MPs have again rejected Boris Johnson’s calls for a snap election, as the five-week suspension of Parliament begins.
In all, 293 MPs voted for the prime minister’s motion for an early poll, far short of the number needed.
Earlier, opposition MPs confirmed they would not support an October poll, insisting a law blocking a no-deal Brexit must be implemented first.
Parliament was officially suspended – or prorogued – just before 02:00 BST on Tuesday and will reopen on 14 October.
A group of Labour backbenchers protested against the move, appearing to try to block Speaker John Bercow amid raucous scenes in the House of Commons.
Signs saying “silenced” were held up by the group in front of Mr Bercow – who earlier announced his resignation – just as he was due to lead MPs in a procession to the House of Lords to mark the suspension of Parliament.
MPs approved, without a vote, a motion from Labour leader Jeremy Corbyn demanding the government abide by the rule of law.
‘Strive to get an agreement’
At present, UK law states that the country will leave the EU on 31 October, regardless of whether a withdrawal deal has been agreed with Brussels or not.

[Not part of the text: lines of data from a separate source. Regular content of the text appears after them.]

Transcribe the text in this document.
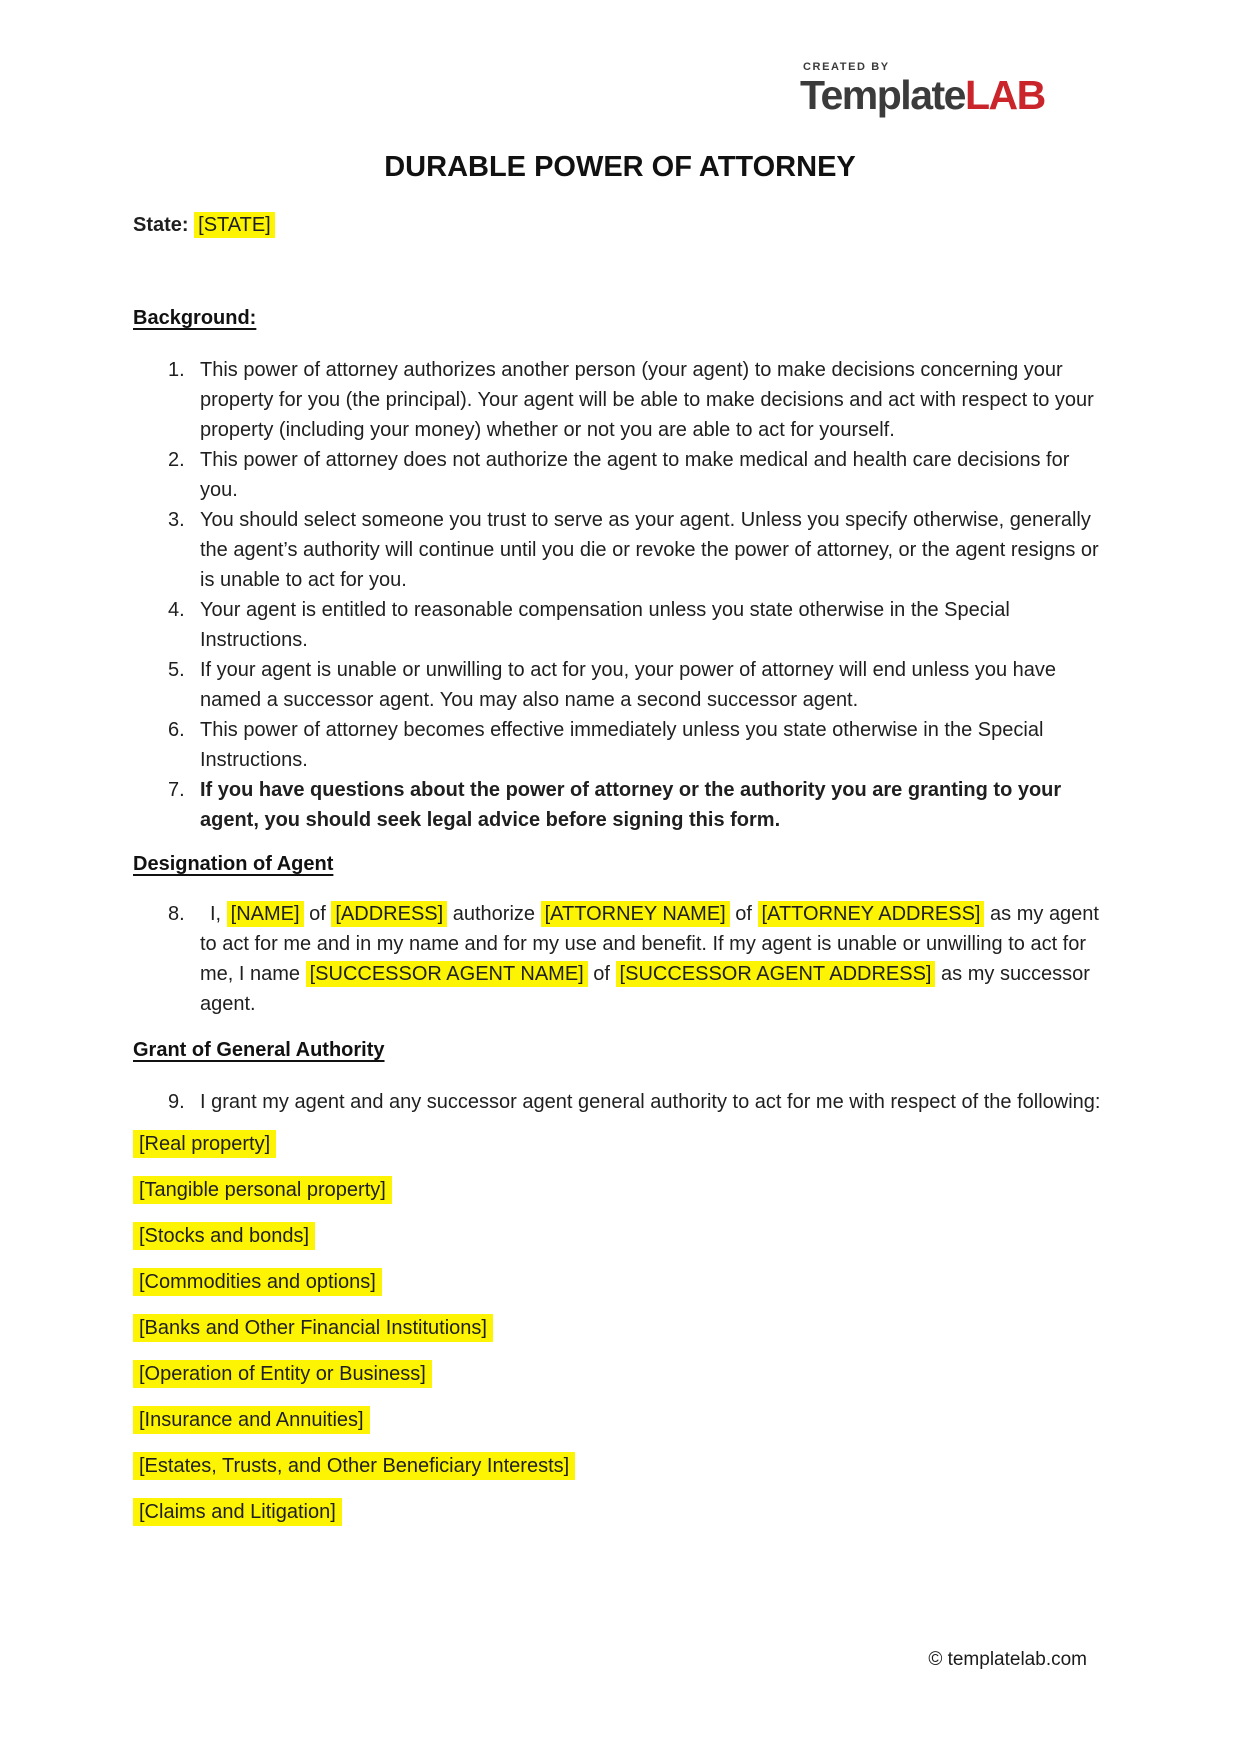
CREATED BY
TemplateLAB
DURABLE POWER OF ATTORNEY
State: [STATE]
Background:
1. This power of attorney authorizes another person (your agent) to make decisions concerning your property for you (the principal). Your agent will be able to make decisions and act with respect to your property (including your money) whether or not you are able to act for yourself.
2. This power of attorney does not authorize the agent to make medical and health care decisions for you.
3. You should select someone you trust to serve as your agent. Unless you specify otherwise, generally the agent’s authority will continue until you die or revoke the power of attorney, or the agent resigns or is unable to act for you.
4. Your agent is entitled to reasonable compensation unless you state otherwise in the Special Instructions.
5. If your agent is unable or unwilling to act for you, your power of attorney will end unless you have named a successor agent. You may also name a second successor agent.
6. This power of attorney becomes effective immediately unless you state otherwise in the Special Instructions.
7. If you have questions about the power of attorney or the authority you are granting to your agent, you should seek legal advice before signing this form.
Designation of Agent
8.	I, [NAME] of [ADDRESS] authorize [ATTORNEY NAME] of [ATTORNEY ADDRESS] as my agent to act for me and in my name and for my use and benefit. If my agent is unable or unwilling to act for me, I name [SUCCESSOR AGENT NAME] of [SUCCESSOR AGENT ADDRESS] as my successor agent.
Grant of General Authority
9. I grant my agent and any successor agent general authority to act for me with respect of the following:
[Real property]
[Tangible personal property]
[Stocks and bonds]
[Commodities and options]
[Banks and Other Financial Institutions]
[Operation of Entity or Business]
[Insurance and Annuities]
[Estates, Trusts, and Other Beneficiary Interests]
[Claims and Litigation]
© templatelab.com
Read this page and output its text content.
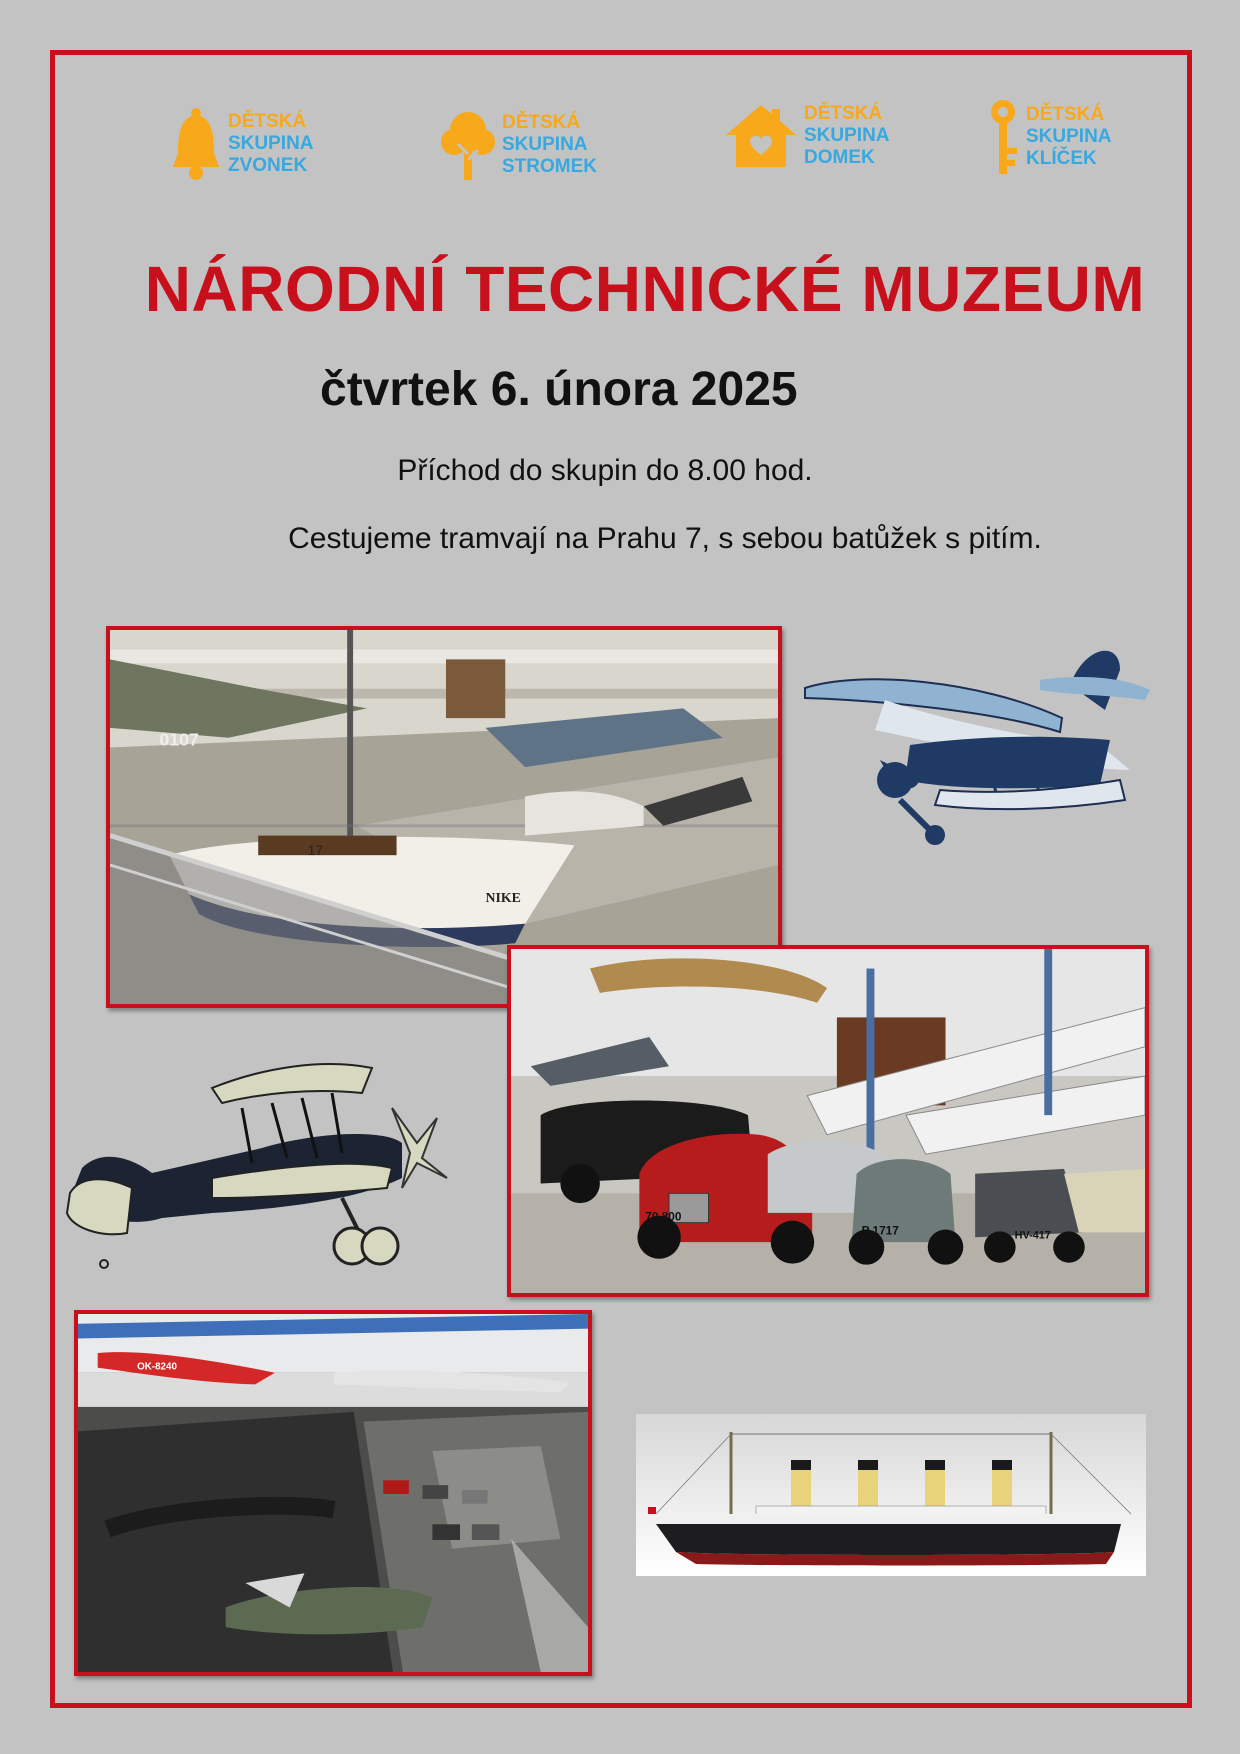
DĚTSKÁ
SKUPINA
ZVONEK
DĚTSKÁ
SKUPINA
STROMEK
DĚTSKÁ
SKUPINA
DOMEK
DĚTSKÁ
SKUPINA
KLÍČEK
NÁRODNÍ TECHNICKÉ MUZEUM
čtvrtek 6. února 2025
Příchod do skupin do 8.00 hod.
Cestujeme tramvají na Prahu 7, s sebou batůžek s pitím.
0107
17
NIKE
70 800
P 1717	HV-417
OK-8240
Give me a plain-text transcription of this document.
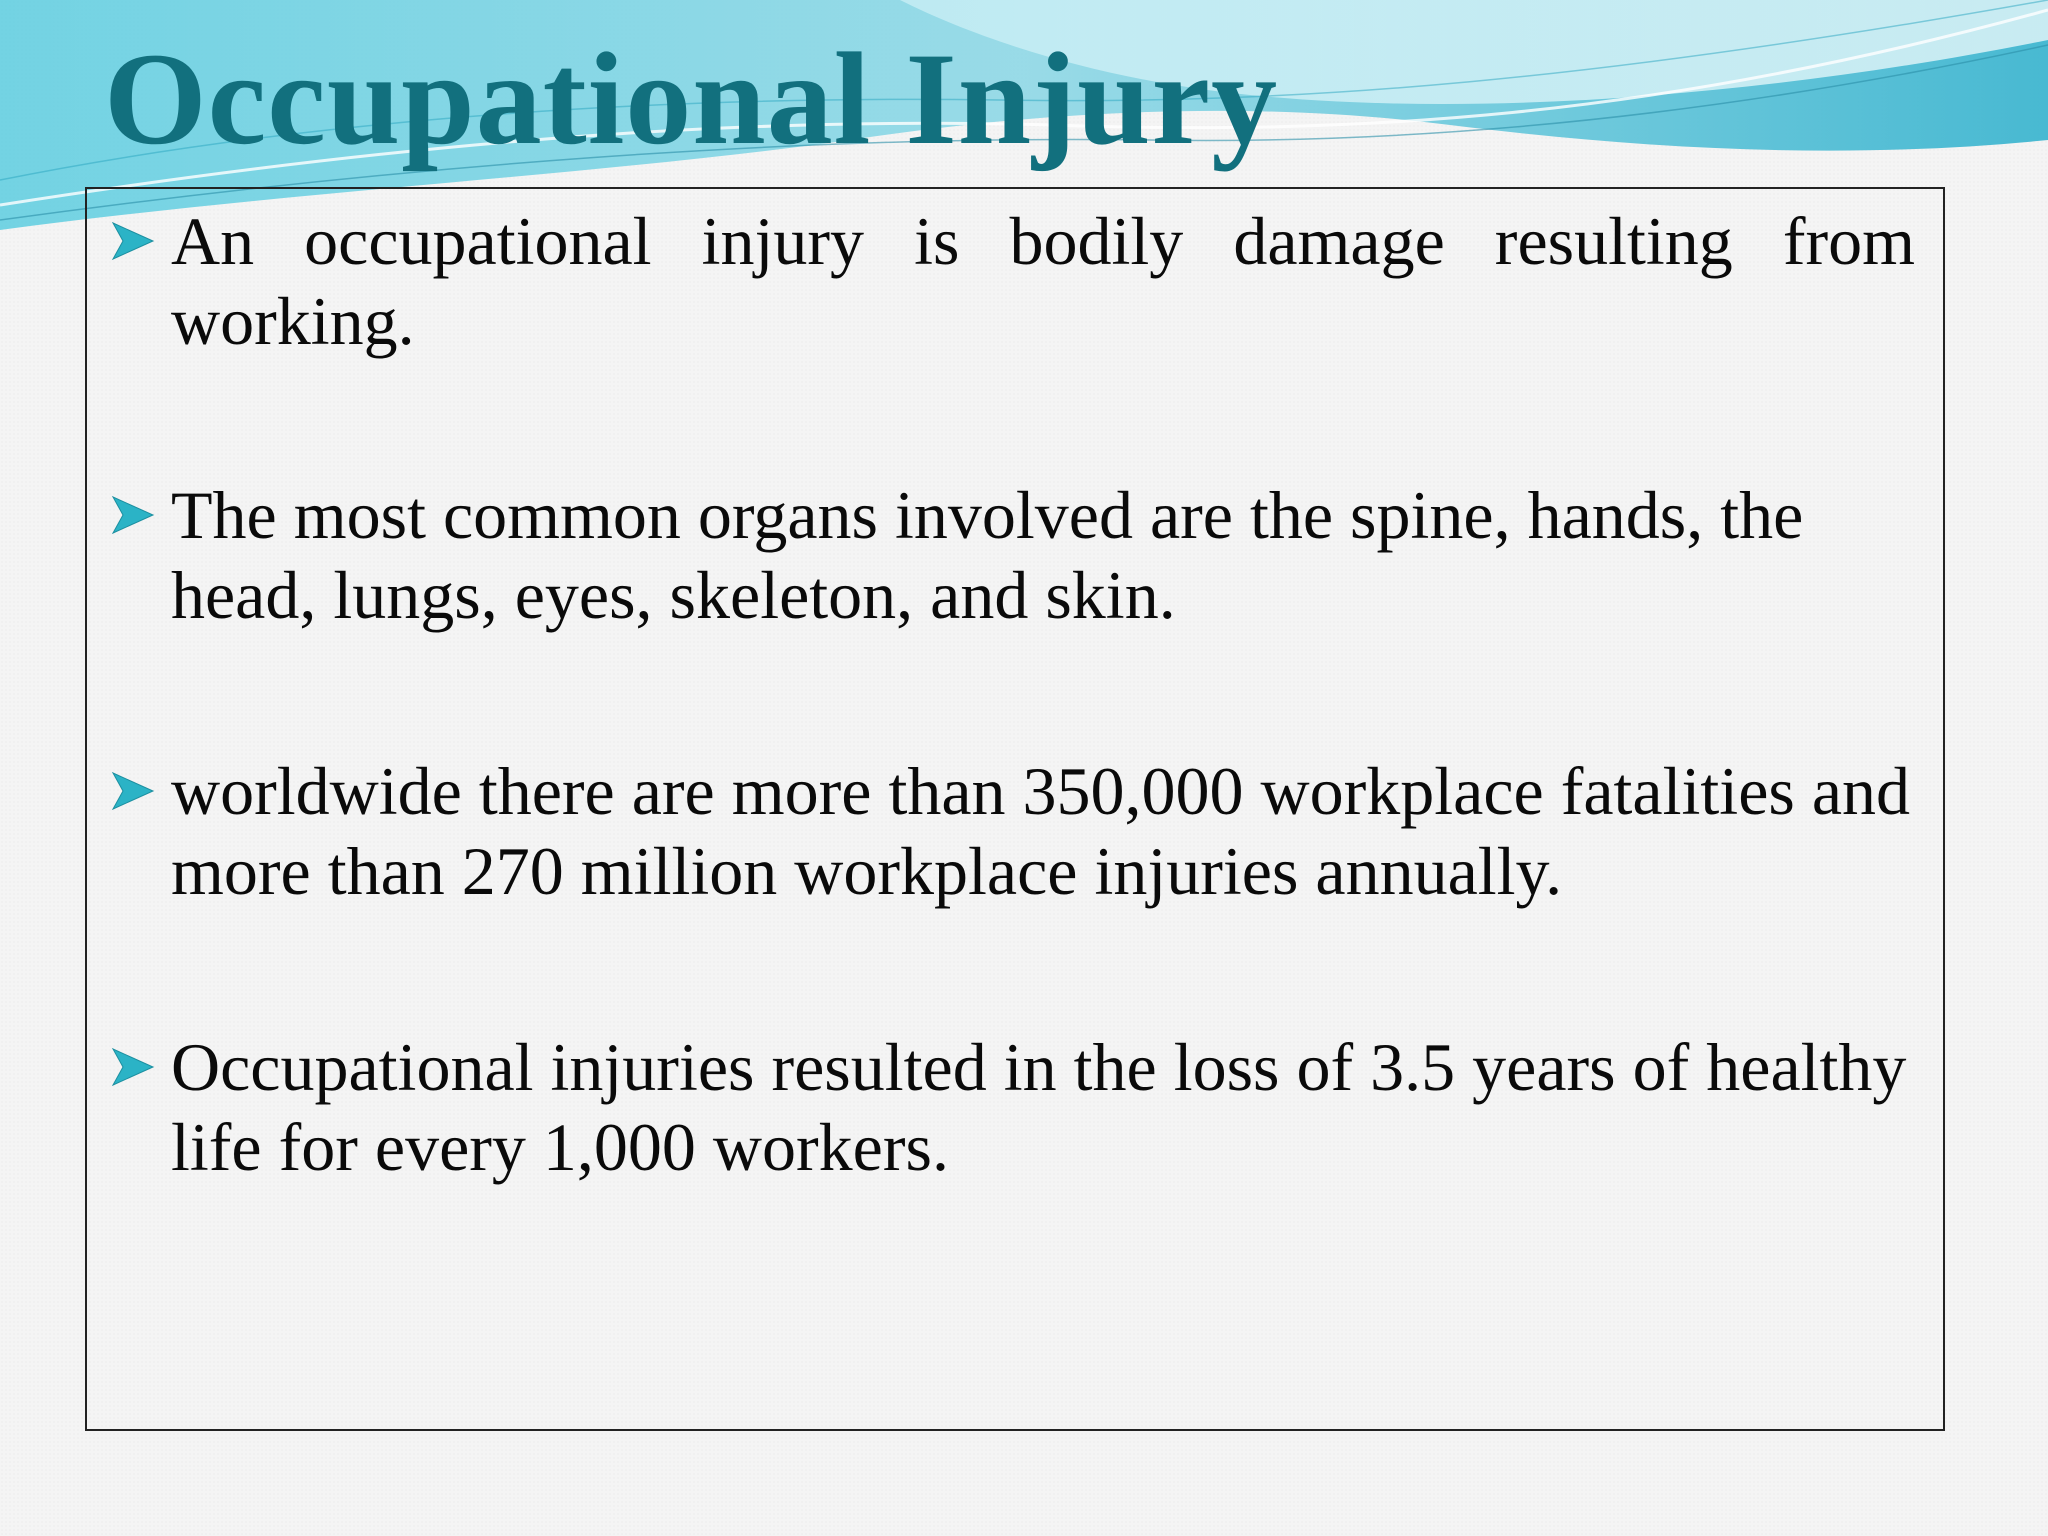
Occupational Injury
An occupational injury is bodily damage resulting from working.
The most common organs involved are the spine, hands, the head, lungs, eyes, skeleton, and skin.
worldwide there are more than 350,000 workplace fatalities and more than 270 million workplace injuries annually.
Occupational injuries resulted in the loss of 3.5 years of healthy life for every 1,000 workers.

But new legislation, which was granted royal assent on Monday, changes that, and will force the PM to seek a delay to 31 January 2020 unless a deal – or a no-deal exit – is approved by MPs by 19 October.
BBC political editor Laura Kuenssberg said although No 10 insisted it was not looking to break the new law, efforts were under way to examine ways of getting around it.
The prime minister said the government would use the time Parliament was suspended to press on with negotiating a deal with the EU, while “preparing to leave without one”.
“No matter how many devices this Parliament invents to tie my hands, I will strive to get an agreement in the national interest,” he said.
“This government will not delay Brexit any further.”
But he was warned that ignoring the new law could prompt a legal challenge while ministers called it “lousy” and said they would “test to the limit” what it required of them.
Mr Johnson told MPs that Labour leader Jeremy Corbyn had previously said he would back an election if legislation to prevent the government from forcing through a no-deal Brexit on 31 October became law.
“By his own logic, he must now back an election.”
But Mr Corbyn told MPs that Labour was “eager for an election – but as keen as we are, we are not prepared to risk inflicting the disaster of no-deal on our communities, our jobs, our services, or indeed our rights”.
And he said the prime minister was suspending Parliament to avoid discussions of his plans.
Labour, the SNP, the Liberal Democrats, the Green Party, the Independent Group for Change and Plaid Cymru met on Monday morning and agreed not to back the motion for an election.